Sanayi ve Teknoloji Bakanlığı ile TÜBİTAK’ın mevcut teknoloji program ve politikalarının sonuç alabilme düzeyi ve yeni gereklerine dair raporlarında, bu istem ve yönergelerin oldukça hızlı yansımalarını görmek mümkün.
TÜSİAD’ın koşullu teknolojik atılım çerçevesine karşılık, mevcut kapitalist devlet iktidarı ise “Türkiye’yi küresel teknoloji merkezi yapma atılımını çoktan aldık götürüyoruz” havası yaratmaya çalışıyor.
Her durumda teknoloji, asıl olarak da koyu bir teknoloji fetişizmi, Türkiye kapitalizminin sınai dönüşüm programları kadar yeni bir toplumsal hegemonya projesi oluşturma çabasının merkezine oturmaya başlıyor.
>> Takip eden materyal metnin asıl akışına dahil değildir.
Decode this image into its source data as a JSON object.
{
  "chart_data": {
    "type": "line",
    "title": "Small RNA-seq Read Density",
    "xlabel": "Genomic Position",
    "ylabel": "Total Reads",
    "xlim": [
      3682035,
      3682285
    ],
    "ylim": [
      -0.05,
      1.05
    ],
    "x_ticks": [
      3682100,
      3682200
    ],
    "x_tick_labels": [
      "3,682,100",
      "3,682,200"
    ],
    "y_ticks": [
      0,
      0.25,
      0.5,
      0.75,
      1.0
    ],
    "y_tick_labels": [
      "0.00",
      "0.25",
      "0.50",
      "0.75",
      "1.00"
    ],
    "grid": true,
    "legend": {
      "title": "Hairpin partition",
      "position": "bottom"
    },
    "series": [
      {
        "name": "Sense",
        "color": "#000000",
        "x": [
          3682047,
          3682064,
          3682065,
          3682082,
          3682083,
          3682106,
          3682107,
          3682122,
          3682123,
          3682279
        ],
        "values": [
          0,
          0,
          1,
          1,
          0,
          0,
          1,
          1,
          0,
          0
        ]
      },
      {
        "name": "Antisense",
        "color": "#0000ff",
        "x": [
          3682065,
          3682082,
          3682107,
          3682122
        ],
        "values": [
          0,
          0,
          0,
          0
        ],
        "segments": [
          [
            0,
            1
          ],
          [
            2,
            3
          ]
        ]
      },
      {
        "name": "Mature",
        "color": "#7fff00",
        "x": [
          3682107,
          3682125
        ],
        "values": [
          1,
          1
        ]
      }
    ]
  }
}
Emperyalist kapitalist güçler açısından da böyle. Özellikle ABD ile Çin arasında kızışan teknoloji rekabetinden başlayıp tüm kapitalist dünyaya yayılan tekno-kapitalizm fetişizmi ve tekno-milliyetçilik, çürüyen kapitalizmin kendini yeni teknolojilerle baştan yaratma ve daha yüksek bir temelden yeniden üretme vaadine dayalı yeni bir hegemonya projesine dönüşüyor. Geç kapitalistleşmiş bağımlı kapitalist ülkeler açısından ise, şu eski kalkınmacılık paradigmasının en yeni sürümü olarak, bir tekno-manya biçimini alıyor.
‘Önce Japonya, sonra Güney Kore, Tayvan, en sonu Çin gibi geç kapitalistleşen ülkeler, bu sınai-teknolojik atılımı ve erken kapitalistleşmiş büyük Batılı güçlere yaklaşmayı başardılarsa, bugün Hindistan da bu yolda ilerleyebiliyorsa, biz neden başaramayalım?’ sorusu, Türkiye gibi daha geriden gelen bağımlı orta gelişmiş kapitalist güçlerin yeni nesil sınai-teknolojik atılım hevesini artırıyor.
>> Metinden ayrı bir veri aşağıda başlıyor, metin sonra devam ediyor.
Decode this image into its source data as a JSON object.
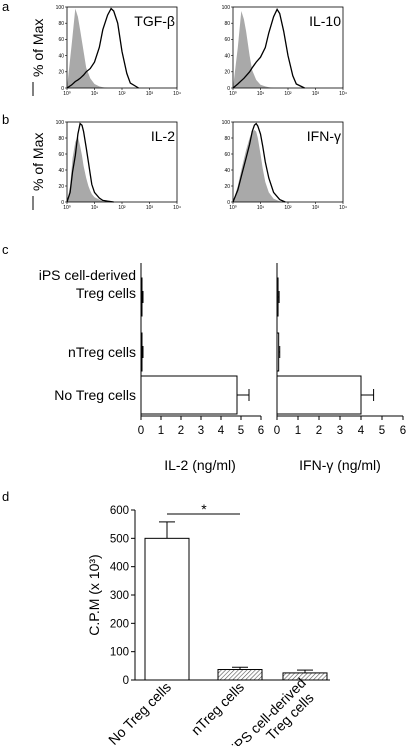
{
  "panel_labels": [
    "a",
    "b",
    "c",
    "d"
  ],
  "histograms": {
    "y_label": "% of Max",
    "y_ticks": [
      "0",
      "20",
      "40",
      "60",
      "80",
      "100"
    ],
    "x_ticks": [
      "10⁰",
      "10¹",
      "10²",
      "10³",
      "10⁴"
    ],
    "fill_color": "#a9a9a9",
    "line_color": "#000000"
  },
  "chart_data": [
    {
      "type": "area",
      "panel": "a",
      "label": "TGF-β",
      "xscale": "log",
      "xlim": [
        1,
        10000
      ],
      "ylim": [
        0,
        100
      ],
      "x": [
        1,
        1.5,
        2,
        2.5,
        3,
        4,
        5,
        7,
        10,
        15,
        20,
        30,
        40,
        50,
        70,
        100,
        150,
        200,
        400
      ],
      "isotype": [
        0,
        55,
        98,
        88,
        72,
        45,
        25,
        12,
        5,
        2,
        1,
        0,
        0,
        0,
        0,
        0,
        0,
        0,
        0
      ],
      "stained": [
        0,
        4,
        8,
        10,
        12,
        16,
        20,
        24,
        32,
        50,
        72,
        90,
        98,
        95,
        80,
        45,
        18,
        6,
        0
      ]
    },
    {
      "type": "area",
      "panel": "a",
      "label": "IL-10",
      "xscale": "log",
      "xlim": [
        1,
        10000
      ],
      "ylim": [
        0,
        100
      ],
      "x": [
        1,
        1.5,
        2,
        2.5,
        3,
        4,
        5,
        7,
        10,
        15,
        20,
        30,
        40,
        50,
        70,
        100,
        150,
        200,
        400
      ],
      "isotype": [
        0,
        50,
        95,
        85,
        70,
        40,
        22,
        10,
        4,
        2,
        1,
        0,
        0,
        0,
        0,
        0,
        0,
        0,
        0
      ],
      "stained": [
        0,
        5,
        9,
        12,
        15,
        20,
        25,
        32,
        38,
        50,
        68,
        88,
        97,
        92,
        70,
        40,
        15,
        5,
        0
      ]
    },
    {
      "type": "area",
      "panel": "b",
      "label": "IL-2",
      "xscale": "log",
      "xlim": [
        1,
        10000
      ],
      "ylim": [
        0,
        100
      ],
      "x": [
        1,
        1.3,
        1.6,
        2,
        2.5,
        3,
        3.5,
        4,
        5,
        6,
        7,
        8,
        10,
        15,
        20,
        30,
        50
      ],
      "isotype": [
        0,
        20,
        55,
        75,
        82,
        70,
        58,
        45,
        30,
        20,
        14,
        10,
        6,
        3,
        1,
        0,
        0
      ],
      "stained": [
        0,
        12,
        38,
        58,
        85,
        98,
        96,
        88,
        68,
        50,
        35,
        22,
        12,
        5,
        2,
        1,
        0
      ]
    },
    {
      "type": "area",
      "panel": "b",
      "label": "IFN-γ",
      "xscale": "log",
      "xlim": [
        1,
        10000
      ],
      "ylim": [
        0,
        100
      ],
      "x": [
        1,
        1.5,
        2,
        3,
        4,
        5,
        6,
        7,
        8,
        10,
        12,
        15,
        20,
        30,
        50,
        80
      ],
      "isotype": [
        0,
        20,
        40,
        65,
        80,
        88,
        90,
        88,
        80,
        60,
        42,
        25,
        12,
        4,
        1,
        0
      ],
      "stained": [
        0,
        15,
        32,
        55,
        72,
        88,
        96,
        98,
        95,
        85,
        70,
        50,
        30,
        12,
        3,
        0
      ]
    },
    {
      "type": "bar",
      "panel": "c",
      "orientation": "horizontal",
      "categories": [
        "iPS cell-derived Treg cells",
        "nTreg cells",
        "No Treg cells"
      ],
      "values": [
        0.05,
        0.05,
        4.8
      ],
      "errors": [
        0.05,
        0.05,
        0.6
      ],
      "xlabel": "IL-2 (ng/ml)",
      "xlim": [
        0,
        6
      ],
      "ticks": [
        "0",
        "1",
        "2",
        "3",
        "4",
        "5",
        "6"
      ]
    },
    {
      "type": "bar",
      "panel": "c",
      "orientation": "horizontal",
      "categories": [
        "iPS cell-derived Treg cells",
        "nTreg cells",
        "No Treg cells"
      ],
      "values": [
        0.05,
        0.08,
        4.0
      ],
      "errors": [
        0.05,
        0.05,
        0.6
      ],
      "xlabel": "IFN-γ (ng/ml)",
      "xlim": [
        0,
        6
      ],
      "ticks": [
        "0",
        "1",
        "2",
        "3",
        "4",
        "5",
        "6"
      ]
    },
    {
      "type": "bar",
      "panel": "d",
      "orientation": "vertical",
      "categories": [
        "No Treg cells",
        "nTreg cells",
        "iPS cell-derived Treg cells"
      ],
      "values": [
        500,
        37,
        25
      ],
      "errors": [
        58,
        8,
        10
      ],
      "ylabel": "C.P.M (x 10³)",
      "ylim": [
        0,
        600
      ],
      "ticks": [
        "0",
        "100",
        "200",
        "300",
        "400",
        "500",
        "600"
      ],
      "significance": "*"
    }
  ]
}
Günümüz kapitalizmi yeni teknoloji programlarını, TÜSİAD raporunda veya Sanayi ve Teknoloji Bakanlığının teknoloji programlarında ve Teknofest organizasyonlarında görüldüğü gibi, adeta bir ütopya ülkesi gibi sunuyor. Kapitalist sistemin yeni teknolojiler odaklı olarak daha yüksek bir temelden yeniden üretilmesi heves ve yaklaşımlarında tabii ki şu soruya yanıt yok: Bu teknolojiler kimler tarafından, hangi kapitalist ilişkiler içinde, hangi sınıf ilişkileri içinde, hangi uluslararası kapitalist işbölümü ilişkileri içinde, nasıl ve kimler için üretilecek ve uygulanacak?
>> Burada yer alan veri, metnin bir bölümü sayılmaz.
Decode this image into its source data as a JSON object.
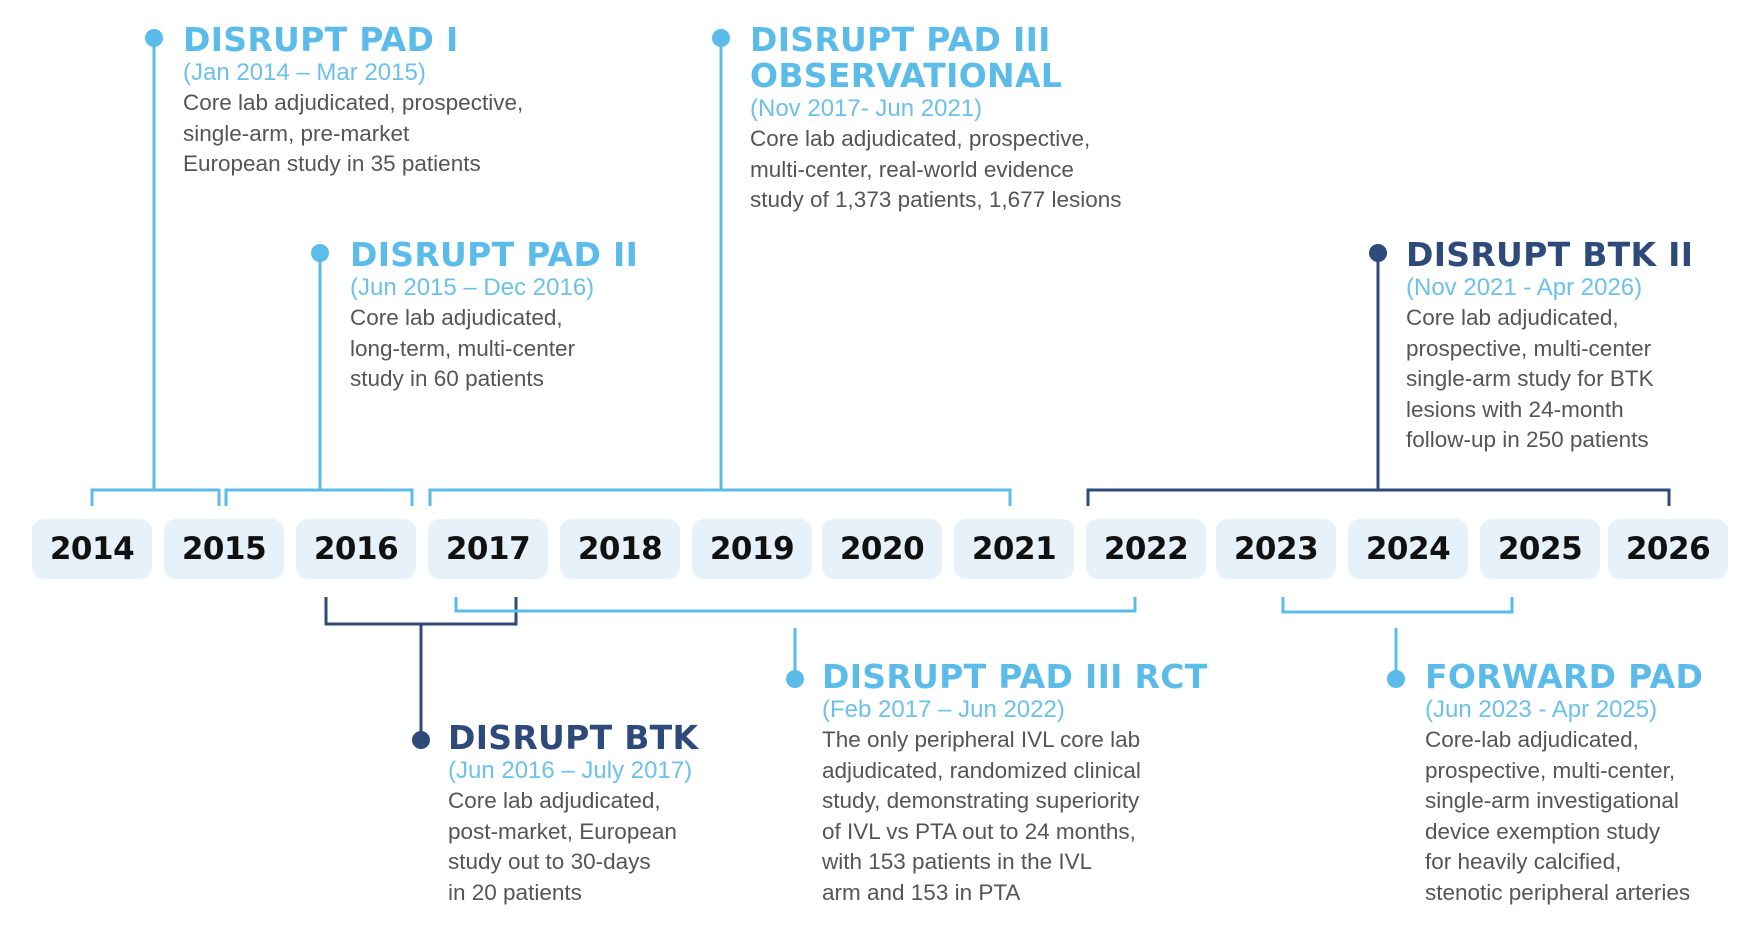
{
  "colors": {
    "light": "#5bbce9",
    "dark": "#2e4a7a",
    "year_box_bg": "#e6f1fa",
    "desc_text": "#555555"
  },
  "years": [
    "2014",
    "2015",
    "2016",
    "2017",
    "2018",
    "2019",
    "2020",
    "2021",
    "2022",
    "2023",
    "2024",
    "2025",
    "2026"
  ],
  "studies": {
    "pad1": {
      "title": "DISRUPT PAD I",
      "dates": "(Jan 2014 – Mar 2015)",
      "desc": [
        "Core lab adjudicated, prospective,",
        "single-arm, pre-market",
        "European study in 35 patients"
      ]
    },
    "pad2": {
      "title": "DISRUPT PAD II",
      "dates": "(Jun 2015 – Dec 2016)",
      "desc": [
        "Core lab adjudicated,",
        "long-term, multi-center",
        "study in 60 patients"
      ]
    },
    "pad3obs": {
      "title": [
        "DISRUPT PAD III",
        "OBSERVATIONAL"
      ],
      "dates": "(Nov 2017- Jun 2021)",
      "desc": [
        "Core lab adjudicated, prospective,",
        "multi-center, real-world evidence",
        "study of 1,373 patients, 1,677 lesions"
      ]
    },
    "btk2": {
      "title": "DISRUPT BTK II",
      "dates": "(Nov 2021 - Apr 2026)",
      "desc": [
        "Core lab adjudicated,",
        "prospective, multi-center",
        "single-arm study for BTK",
        "lesions with 24-month",
        "follow-up in 250 patients"
      ]
    },
    "btk": {
      "title": "DISRUPT BTK",
      "dates": "(Jun 2016 – July 2017)",
      "desc": [
        "Core lab adjudicated,",
        "post-market, European",
        "study out to 30-days",
        "in 20 patients"
      ]
    },
    "pad3rct": {
      "title": "DISRUPT PAD III RCT",
      "dates": "(Feb 2017 – Jun 2022)",
      "desc": [
        "The only peripheral IVL core lab",
        "adjudicated, randomized clinical",
        "study, demonstrating superiority",
        "of IVL vs PTA out to 24 months,",
        "with 153 patients in the IVL",
        "arm and 153 in PTA"
      ]
    },
    "forward": {
      "title": "FORWARD PAD",
      "dates": "(Jun 2023 - Apr 2025)",
      "desc": [
        "Core-lab adjudicated,",
        "prospective, multi-center,",
        "single-arm investigational",
        "device exemption study",
        "for heavily calcified,",
        "stenotic peripheral arteries"
      ]
    }
  }
}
Bu tekno-kapitalizm ütopyasında, TÜSİAD’ın nitelikli işgücü ağlamaları ve teknolojik gelişmeyle gig ekonomisinin daha hızlı büyümesine yaptığı keyifli vurgular sayılmazsa, zaten sınıflar yok! İşçilerin çalışma, yaşam, yönetilme koşulları ne olacak, hangi yönde değişecek, yok. İşçiler taş yesinler ama teknolojik yenilikçi, yaratıcı, girişimci olmanın hazzını yaşasınlar! 2030’lara kadar, o da yetmiyor, 2050’lere kadar fedakarlığa katlanılırsa, Türkiye bir teknoloji merkezi haline gelecek, her şey çok güzel olacak! Ne de olsa büyülü teknolojilerin çözemeyeceği toplumsal-ekolojik sorun yok! Nobelli neoliberal kurumsal iktisatçı Daron Acemoğlu da, Türkiye’de ancak verimlilik artarsa gerçek ücretler yükselir, diye tekno-kapitalizm ütopyasına katılıyor.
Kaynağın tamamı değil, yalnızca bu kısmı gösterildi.